Corporate scandals of various forms have maintained public and political interest in the regulation of corporate governance. In the U.S., these include Enron and MCI Inc. (formerly WorldCom). Their demise led to the enactment of the Sarbanes-Oxley Act in 2002, a U.S. federal law intended to restore public confidence in corporate governance. Comparable failures in Australia (HIH, One.Tel) are associated with the eventual passage of the CLERP 9 reforms. Similar corporate failures in other countries stimulated increased regulatory interest (e.g., Parmalat in Italy).
In contemporary business corporations, the main external stakeholder groups are shareholders, debtholders, trade creditors and suppliers, customers, and communities affected by the corporation's activities. Internal stakeholders are the board of directors, executives, and other employees.
Much of the contemporary interest in corporate governance is concerned with mitigation of the conflicts of interests between stakeholders. In large firms where there is a separation of ownership and management and no controlling shareholder, the principal–agent issue arises between upper-management (the "agent") which may have very different interests, and by definition considerably more information, than shareholders (the "principals"). The danger arises that, rather than overseeing management on behalf of shareholders, the board of directors may become insulated from shareholders and beholden to management. This aspect is particularly present in contemporary public debates and developments in regulatory policy.
Ways of mitigating or preventing these conflicts of interests include the processes, customs, policies, laws, and institutions which affect the way a company is controlled. An important theme of governance is the nature and extent of corporate accountability. A related discussion at the macro level focuses on the effect of a corporate governance system on economic efficiency, with a strong emphasis on shareholders' welfare. This has resulted in a literature focussed on economic analysis.

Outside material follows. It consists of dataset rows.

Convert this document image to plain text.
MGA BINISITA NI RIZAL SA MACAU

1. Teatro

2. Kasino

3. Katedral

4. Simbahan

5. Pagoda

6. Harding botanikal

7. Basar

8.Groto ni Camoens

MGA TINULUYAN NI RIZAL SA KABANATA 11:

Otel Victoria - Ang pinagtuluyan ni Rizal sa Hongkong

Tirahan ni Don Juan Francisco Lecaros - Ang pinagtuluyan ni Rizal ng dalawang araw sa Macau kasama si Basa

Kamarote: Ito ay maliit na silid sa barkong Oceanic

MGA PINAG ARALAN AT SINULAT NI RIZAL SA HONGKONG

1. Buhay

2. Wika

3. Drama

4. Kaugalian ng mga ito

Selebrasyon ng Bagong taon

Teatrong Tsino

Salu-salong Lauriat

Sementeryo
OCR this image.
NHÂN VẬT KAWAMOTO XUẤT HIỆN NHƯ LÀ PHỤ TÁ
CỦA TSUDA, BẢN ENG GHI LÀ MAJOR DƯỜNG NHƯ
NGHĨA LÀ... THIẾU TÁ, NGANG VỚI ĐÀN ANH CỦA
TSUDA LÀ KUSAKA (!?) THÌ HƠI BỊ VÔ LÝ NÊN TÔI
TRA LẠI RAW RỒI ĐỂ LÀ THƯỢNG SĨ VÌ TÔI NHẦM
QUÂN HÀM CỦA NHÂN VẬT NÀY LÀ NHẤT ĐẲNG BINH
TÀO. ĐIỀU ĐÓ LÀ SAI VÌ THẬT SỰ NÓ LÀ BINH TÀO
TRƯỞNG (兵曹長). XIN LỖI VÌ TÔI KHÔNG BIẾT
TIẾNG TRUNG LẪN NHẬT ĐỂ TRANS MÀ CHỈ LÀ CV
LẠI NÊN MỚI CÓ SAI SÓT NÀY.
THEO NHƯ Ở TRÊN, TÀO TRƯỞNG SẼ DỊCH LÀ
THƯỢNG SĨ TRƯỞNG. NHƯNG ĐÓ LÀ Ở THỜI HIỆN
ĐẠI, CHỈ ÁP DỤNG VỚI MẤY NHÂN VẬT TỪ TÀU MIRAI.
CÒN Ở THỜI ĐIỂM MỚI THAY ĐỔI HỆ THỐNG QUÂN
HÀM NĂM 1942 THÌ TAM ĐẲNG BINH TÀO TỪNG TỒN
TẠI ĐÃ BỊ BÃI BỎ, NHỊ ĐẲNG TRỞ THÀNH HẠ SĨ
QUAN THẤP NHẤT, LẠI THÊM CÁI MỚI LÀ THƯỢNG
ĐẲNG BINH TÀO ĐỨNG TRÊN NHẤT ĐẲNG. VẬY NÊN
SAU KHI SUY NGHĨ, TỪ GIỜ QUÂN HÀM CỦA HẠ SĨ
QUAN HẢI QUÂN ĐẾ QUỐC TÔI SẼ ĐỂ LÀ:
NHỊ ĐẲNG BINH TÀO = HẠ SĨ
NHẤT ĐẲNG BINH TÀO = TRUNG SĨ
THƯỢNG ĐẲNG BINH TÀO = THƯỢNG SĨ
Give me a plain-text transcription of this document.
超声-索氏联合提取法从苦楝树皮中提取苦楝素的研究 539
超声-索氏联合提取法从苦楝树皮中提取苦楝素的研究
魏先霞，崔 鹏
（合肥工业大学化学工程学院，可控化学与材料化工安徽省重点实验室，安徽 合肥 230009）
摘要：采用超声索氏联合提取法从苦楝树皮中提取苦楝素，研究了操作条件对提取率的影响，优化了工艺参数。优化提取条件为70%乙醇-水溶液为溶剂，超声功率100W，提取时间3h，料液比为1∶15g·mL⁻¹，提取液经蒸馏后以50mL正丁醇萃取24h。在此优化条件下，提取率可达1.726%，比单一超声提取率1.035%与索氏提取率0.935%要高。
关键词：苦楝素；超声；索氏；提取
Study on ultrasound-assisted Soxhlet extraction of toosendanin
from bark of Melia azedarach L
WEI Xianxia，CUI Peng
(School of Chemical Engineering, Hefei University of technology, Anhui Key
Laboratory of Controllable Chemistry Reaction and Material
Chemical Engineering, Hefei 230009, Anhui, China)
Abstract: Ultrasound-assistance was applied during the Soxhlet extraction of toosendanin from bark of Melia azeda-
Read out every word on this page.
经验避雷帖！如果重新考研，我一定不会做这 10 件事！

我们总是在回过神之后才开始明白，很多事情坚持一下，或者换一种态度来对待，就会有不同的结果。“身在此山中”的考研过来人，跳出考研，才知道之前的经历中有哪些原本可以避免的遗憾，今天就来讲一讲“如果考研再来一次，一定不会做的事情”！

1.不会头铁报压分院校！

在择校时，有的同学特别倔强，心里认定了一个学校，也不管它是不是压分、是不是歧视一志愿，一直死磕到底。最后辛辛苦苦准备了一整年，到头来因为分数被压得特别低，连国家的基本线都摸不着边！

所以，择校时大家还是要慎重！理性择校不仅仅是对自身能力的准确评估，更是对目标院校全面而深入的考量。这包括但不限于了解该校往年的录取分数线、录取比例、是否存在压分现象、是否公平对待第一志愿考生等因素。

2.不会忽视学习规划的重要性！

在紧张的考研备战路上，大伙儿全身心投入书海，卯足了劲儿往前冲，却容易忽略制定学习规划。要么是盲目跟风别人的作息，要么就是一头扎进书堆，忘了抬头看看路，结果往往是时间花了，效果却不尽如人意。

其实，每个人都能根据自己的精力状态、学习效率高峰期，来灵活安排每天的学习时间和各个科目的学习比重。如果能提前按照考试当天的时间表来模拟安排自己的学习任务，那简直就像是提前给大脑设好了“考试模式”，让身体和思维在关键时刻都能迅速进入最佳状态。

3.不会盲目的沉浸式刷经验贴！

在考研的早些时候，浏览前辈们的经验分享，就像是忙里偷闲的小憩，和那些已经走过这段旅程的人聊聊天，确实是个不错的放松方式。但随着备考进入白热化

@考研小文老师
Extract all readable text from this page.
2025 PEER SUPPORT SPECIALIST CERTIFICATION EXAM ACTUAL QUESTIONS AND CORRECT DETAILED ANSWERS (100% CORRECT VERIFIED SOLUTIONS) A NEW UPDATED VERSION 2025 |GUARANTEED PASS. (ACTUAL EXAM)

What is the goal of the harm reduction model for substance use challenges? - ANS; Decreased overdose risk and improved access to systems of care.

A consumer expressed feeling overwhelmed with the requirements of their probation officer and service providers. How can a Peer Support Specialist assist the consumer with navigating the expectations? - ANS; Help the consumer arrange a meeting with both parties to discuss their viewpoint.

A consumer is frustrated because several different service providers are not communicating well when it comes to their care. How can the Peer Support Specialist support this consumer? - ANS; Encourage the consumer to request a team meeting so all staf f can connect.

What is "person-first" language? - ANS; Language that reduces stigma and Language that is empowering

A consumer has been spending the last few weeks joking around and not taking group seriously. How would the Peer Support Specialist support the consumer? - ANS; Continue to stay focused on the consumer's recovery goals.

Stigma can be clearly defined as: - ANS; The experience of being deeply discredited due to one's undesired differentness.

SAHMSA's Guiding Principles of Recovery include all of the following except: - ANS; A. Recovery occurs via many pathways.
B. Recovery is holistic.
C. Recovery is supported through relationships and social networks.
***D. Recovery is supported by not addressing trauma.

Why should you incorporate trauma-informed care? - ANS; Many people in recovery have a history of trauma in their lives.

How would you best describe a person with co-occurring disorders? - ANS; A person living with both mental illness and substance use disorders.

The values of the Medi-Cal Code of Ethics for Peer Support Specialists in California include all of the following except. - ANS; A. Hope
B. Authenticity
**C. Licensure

Corporate governance has also been more narrowly defined as "a system of law and sound approaches by which corporations are directed and controlled focusing on the internal and external corporate structures with the intention of monitoring the actions of management and directors and thereby, mitigating agency risks which may stem from the misdeeds of corporate officers."
One source defines corporate governance as "the set of conditions that shapes the ex post bargaining over the quasi-rents generated by a firm." The firm itself is modelled as a governance structure acting through the mechanisms of contract. Here corporate governance may include its relation to corporate finance.